The second HMS Waldegrave (K579), and the first to enter service, was a British Captain-class frigate of the Royal Navy in commission during World War II. Originally constructed as a United States Navy Buckley class destroyer escort, she served in the Royal Navy from 1944 to 1945.

==Construction and transfer==
The ship was laid down as the unnamed U.S. Navy destroyer escort DE-570 by Bethlehem-Hingham Shipyard, Inc., in Hingham, Massachusetts, on 16 October 1943 and launched on 4 December 1943. She was transferred to the United Kingdom upon completion on 25 January 1944.

==Service history==

The ship was commissioned into service in the Royal Navy as the frigate HMS Waldegrave (K579) on 25 January 1944 simultaneously with her transfer. She served in the Royal Navy for the duration of World War II, garnering battle honours for her operations in the North Atlantic Ocean and English Channel and the Normandy Landings at the American Beachheads.

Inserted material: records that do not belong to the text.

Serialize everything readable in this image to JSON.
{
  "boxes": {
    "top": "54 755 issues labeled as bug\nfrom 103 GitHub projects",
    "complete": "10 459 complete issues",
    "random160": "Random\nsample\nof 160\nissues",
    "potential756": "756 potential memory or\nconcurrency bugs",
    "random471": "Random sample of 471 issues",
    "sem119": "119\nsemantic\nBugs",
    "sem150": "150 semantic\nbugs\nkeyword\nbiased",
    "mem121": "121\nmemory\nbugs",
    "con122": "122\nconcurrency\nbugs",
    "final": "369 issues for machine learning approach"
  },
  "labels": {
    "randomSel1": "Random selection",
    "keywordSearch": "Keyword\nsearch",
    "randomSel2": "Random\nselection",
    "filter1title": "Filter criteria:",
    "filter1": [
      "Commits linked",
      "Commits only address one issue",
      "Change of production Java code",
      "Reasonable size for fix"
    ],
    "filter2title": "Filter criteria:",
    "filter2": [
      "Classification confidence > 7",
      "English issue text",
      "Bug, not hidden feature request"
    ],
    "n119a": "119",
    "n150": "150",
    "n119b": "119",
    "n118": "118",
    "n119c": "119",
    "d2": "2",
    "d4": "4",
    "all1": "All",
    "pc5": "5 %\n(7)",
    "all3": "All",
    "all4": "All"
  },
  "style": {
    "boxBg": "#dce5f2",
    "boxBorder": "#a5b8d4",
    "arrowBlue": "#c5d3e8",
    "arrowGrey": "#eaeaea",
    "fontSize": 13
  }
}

The Royal Navy returned Waldegrave to the U.S. Navy on 3 December 1945.

==Disposal==
The U.S. Navy struck Waldegrave from its Naval Vessel Register on 21 January 1946. She soon was sold to the Atlas Steel and Supply Company of Cleveland, Ohio, for scrapping, then resold later in 1946 to the Kulka Steel and Equipment Company of Alliance, Ohio, and sold a third and final time on 8 December 1946 to the Bristol Engineering Company of Somerset, Massachusetts. She was scrapped in June 1948.